In mathematics, more specifically in general topology, compactness is a property that generalizes the notion of a subset of Euclidean space being closed (i.e., containing all its limit points) and bounded (i.e., having all its points lie within some fixed distance of each other).
Examples include a closed interval, a rectangle, or a finite set of points. This notion is defined for more general topological spaces than Euclidean space in various ways.
One such generalization is that a topological space is sequentially compact if every infinite sequence of points sampled from the space has an infinite subsequence that converges to some point of the space.
The Bolzano–Weierstrass theorem states that a subset of Euclidean space is compact in this sequential sense if and only if it is closed and bounded.
Thus, if one chooses an infinite number of points in the closed unit interval [0, 1], some of those points will get arbitrarily close to some real number in that space.
For instance, some of the numbers in the sequence 1/2, 4/5, 1/3, 5/6, 1/4, 6/7, … accumulate to 0 (while others accumulate to 1).
The same set of points would not accumulate to any point of the open unit interval (0, 1); so the open unit interval is not compact. Euclidean space itself is not compact since it is not bounded.
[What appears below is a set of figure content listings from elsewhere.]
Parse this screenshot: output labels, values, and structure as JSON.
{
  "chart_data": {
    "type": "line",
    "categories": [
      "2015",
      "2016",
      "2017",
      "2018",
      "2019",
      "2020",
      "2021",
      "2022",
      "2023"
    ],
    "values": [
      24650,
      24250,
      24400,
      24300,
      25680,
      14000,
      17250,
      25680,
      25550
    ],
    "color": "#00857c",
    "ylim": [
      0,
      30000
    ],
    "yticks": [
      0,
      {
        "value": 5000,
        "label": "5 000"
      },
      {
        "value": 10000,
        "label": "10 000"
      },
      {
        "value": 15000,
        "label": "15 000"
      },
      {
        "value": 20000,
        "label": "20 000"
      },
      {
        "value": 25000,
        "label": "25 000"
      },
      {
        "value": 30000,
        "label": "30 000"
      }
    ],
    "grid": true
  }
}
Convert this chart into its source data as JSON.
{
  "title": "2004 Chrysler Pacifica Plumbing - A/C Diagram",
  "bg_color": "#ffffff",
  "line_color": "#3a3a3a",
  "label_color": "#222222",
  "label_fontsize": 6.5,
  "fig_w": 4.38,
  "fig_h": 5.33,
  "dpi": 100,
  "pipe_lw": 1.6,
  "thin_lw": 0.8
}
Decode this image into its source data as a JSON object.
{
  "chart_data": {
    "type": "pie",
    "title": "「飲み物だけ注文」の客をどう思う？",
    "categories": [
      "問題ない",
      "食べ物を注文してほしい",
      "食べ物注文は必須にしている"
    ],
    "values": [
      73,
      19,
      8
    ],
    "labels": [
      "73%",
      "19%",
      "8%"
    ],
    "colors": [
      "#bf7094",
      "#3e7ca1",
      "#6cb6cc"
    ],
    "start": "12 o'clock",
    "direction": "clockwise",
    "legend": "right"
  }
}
In particular, the sequence of points 0, 1, 2, 3, …, which is not bounded, has no subsequence that converges to any real number.
The concept of a compact space was formally introduced by Maurice Fréchet in 1906 to generalize the Bolzano–Weierstrass theorem to spaces of functions, rather than geometrical points. Applications of compactness to classical analysis, such as the Arzelà–Ascoli theorem and the Peano existence theorem are of this kind. Following the initial introduction of the concept, various equivalent notions of compactness, including sequential compactness and limit point compactness, were developed in general metric spaces. In general topological spaces, however, different notions of compactness are not necessarily equivalent. The most useful notion, which is the standard definition of the unqualified term compactness, is phrased in terms of the existence of finite families of open sets that "cover" the space in the sense that each point of the space lies in some set contained in the family. This more subtle notion, introduced by Pavel Alexandrov and Pavel Urysohn in 1929, exhibits compact spaces as generalizations of finite sets. In spaces that are compact in this sense, it is often possible to patch together information that holds locally—that is, in a neighborhood of each point—into corresponding statements that hold throughout the space, and many theorems are of this character.
The term compact set is sometimes used as a synonym for compact space, but often refers to a compact subspace of a topological space as well.